- Born: 1918
- Died: June 21, 2005 (age 87)
- Occupation: businessman
- Known for: founder of MSC Industrial Direct
- Spouse: Bernice Jacobson
- Children: Mitchell Jacobson Marjorie Jacobson Gershwind

= Sidney Jacobson (businessman) =

American businessman (1918–2005)

Sidney Jacobson (1918–2005) was an American businessman who founded industrial equipment distributor MSC Industrial Direct and pioneered the use of computerized inventory management and order processing.

==Biography==
Jacobson was born to a Jewish family in Brooklyn. At the age of 16, he took a job as a machinist and in 1941, he founded the Sid Tool Company in Little Italy, Manhattan with $1,000 of his own money and $3,000 borrowed from his mother. Sid Tool sold cutting tools to New York City machine shops.

After serving in the Army Air Force during World War II leaving the business first, in the hands of his brother (until he too was drafted) and then his sister while he was gone. He returned to a company with $36,000 in annual sales where he soon landed exclusive contracts with Grumman Corporation and Republic Aircraft. In 1955, he moved the company to Plainview, New York, closer to his home in Great Neck, New York. Sensing that he was overly reliant on the two aerospace companies (they were 90% of sales in the 1960s), he launched a catalog business to diversify his customer base. His colorful catalog (known as "The Big Book") combined with an expansive portfolio of lower cost imported tools purchased at a discount (Sid Tools was the first company in the industry to widely import foreign-manufactured tools) propelled catalog sales which soon exceeded the company's regular sales. After an inventory problem where he ran out of stock of a critical item, Jacobson invested heavily in computerized inventory management and order processing, the first to do so in the industry.

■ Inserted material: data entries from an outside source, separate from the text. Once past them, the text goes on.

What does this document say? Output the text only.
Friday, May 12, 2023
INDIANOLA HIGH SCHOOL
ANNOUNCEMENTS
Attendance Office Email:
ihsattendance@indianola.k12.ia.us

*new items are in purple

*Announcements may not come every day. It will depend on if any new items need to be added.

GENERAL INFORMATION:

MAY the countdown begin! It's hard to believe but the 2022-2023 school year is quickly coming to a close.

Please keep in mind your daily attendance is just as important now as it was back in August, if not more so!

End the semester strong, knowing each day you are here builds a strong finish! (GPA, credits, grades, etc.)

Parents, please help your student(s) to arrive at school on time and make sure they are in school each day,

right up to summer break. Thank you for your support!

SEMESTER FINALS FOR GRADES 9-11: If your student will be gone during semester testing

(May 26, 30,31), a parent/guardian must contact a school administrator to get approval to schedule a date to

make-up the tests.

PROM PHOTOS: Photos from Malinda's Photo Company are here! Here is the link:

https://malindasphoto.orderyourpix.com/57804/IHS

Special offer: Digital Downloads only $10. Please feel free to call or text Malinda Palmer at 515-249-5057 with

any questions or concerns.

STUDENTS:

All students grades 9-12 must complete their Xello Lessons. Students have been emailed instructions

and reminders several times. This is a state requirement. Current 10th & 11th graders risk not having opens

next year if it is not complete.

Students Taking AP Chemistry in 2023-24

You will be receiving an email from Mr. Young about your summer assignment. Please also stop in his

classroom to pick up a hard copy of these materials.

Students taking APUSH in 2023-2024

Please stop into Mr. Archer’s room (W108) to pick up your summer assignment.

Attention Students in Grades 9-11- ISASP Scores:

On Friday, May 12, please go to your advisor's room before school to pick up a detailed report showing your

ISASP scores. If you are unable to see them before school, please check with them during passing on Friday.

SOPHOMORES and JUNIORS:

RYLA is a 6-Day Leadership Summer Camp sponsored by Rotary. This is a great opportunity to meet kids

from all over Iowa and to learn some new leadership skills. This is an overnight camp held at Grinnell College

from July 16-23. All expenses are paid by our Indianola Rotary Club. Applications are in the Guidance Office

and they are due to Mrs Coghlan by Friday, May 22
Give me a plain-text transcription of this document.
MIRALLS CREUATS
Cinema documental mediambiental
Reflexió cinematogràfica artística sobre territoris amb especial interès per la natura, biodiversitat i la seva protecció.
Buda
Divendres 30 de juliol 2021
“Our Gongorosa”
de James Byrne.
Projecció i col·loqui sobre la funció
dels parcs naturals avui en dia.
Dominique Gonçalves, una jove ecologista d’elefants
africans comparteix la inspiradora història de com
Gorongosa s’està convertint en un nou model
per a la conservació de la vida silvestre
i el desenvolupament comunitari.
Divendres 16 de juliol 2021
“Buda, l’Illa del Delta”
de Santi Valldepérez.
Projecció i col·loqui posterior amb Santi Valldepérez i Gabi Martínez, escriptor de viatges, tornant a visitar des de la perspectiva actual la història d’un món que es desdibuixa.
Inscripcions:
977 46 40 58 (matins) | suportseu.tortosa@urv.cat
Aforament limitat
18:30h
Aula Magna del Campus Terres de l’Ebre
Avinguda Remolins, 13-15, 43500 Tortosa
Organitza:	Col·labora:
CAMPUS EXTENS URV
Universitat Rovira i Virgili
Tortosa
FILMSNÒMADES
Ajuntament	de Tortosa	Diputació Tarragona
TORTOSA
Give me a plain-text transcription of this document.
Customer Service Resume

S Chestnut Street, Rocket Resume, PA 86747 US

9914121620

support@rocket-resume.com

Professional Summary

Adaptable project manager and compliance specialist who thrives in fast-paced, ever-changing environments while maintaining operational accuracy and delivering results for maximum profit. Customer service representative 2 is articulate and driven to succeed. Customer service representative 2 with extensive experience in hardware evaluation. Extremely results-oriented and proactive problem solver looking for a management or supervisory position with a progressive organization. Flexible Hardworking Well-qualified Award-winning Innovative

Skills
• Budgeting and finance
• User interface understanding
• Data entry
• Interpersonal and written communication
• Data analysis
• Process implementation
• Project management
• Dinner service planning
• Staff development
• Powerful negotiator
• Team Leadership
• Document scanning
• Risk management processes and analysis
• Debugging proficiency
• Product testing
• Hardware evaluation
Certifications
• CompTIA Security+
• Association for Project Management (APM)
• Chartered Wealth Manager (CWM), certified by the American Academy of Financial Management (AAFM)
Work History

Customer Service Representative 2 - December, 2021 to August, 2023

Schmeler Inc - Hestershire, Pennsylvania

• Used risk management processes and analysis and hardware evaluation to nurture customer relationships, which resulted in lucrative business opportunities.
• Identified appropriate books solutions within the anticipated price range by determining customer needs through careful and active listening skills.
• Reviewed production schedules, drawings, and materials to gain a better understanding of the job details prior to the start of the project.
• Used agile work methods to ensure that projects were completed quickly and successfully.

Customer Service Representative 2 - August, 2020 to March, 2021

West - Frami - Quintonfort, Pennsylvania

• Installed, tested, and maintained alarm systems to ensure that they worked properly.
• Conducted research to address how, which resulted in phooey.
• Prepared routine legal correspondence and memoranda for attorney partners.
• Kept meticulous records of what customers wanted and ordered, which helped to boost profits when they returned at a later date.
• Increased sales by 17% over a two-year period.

In 1970, Sid Tool purchased the cutting tool marketer, Manhattan Supply Company and changed the name of the company to MSC Industrial Direct, using the initials of Manhattan Supply. In 1978, MSC became one of the first distributors to launch a fully integrated Quality Assurance Department. In 1976, his son Mitchell, a lawyer, joined the company and was tasked with seeking out the best practices at other industrial suppliers to implement at MSC. In 1982, Mitchell replaced his father as president of the company. The company went public in 1995. MSC went on to become one of the largest industrial equipment distributors in the world with $1.87 billion in sales in 2010.

==Philanthropy==
Jacobson was a strong supporter of the Jewish community giving generously to the UJA-Federation of New York. The Sid Jacobson Jewish Community Center in East Hills, New York, is named in his honor. He served as president of the New York UJA-Federation Palm Beach committee; and served on the boards of directors for both the Mid Island JCC and United JCC's of Long Island. Jacobson was a founder of Long Island Jewish Hospital and served as an associate trustee of North Shore Hospital.

==Personal life==
Jacobson was married to Bernice Jacobson with whom he had two children: Marjorie Jacobson Gershwind and Mitchell Jacobson. The couple lived in Great Neck, New York, and Palm Beach, Florida. They died together at their home on June 21, 2005, of carbon monoxide poisoning. Their funeral was held at Temple Beth-El in Great Neck.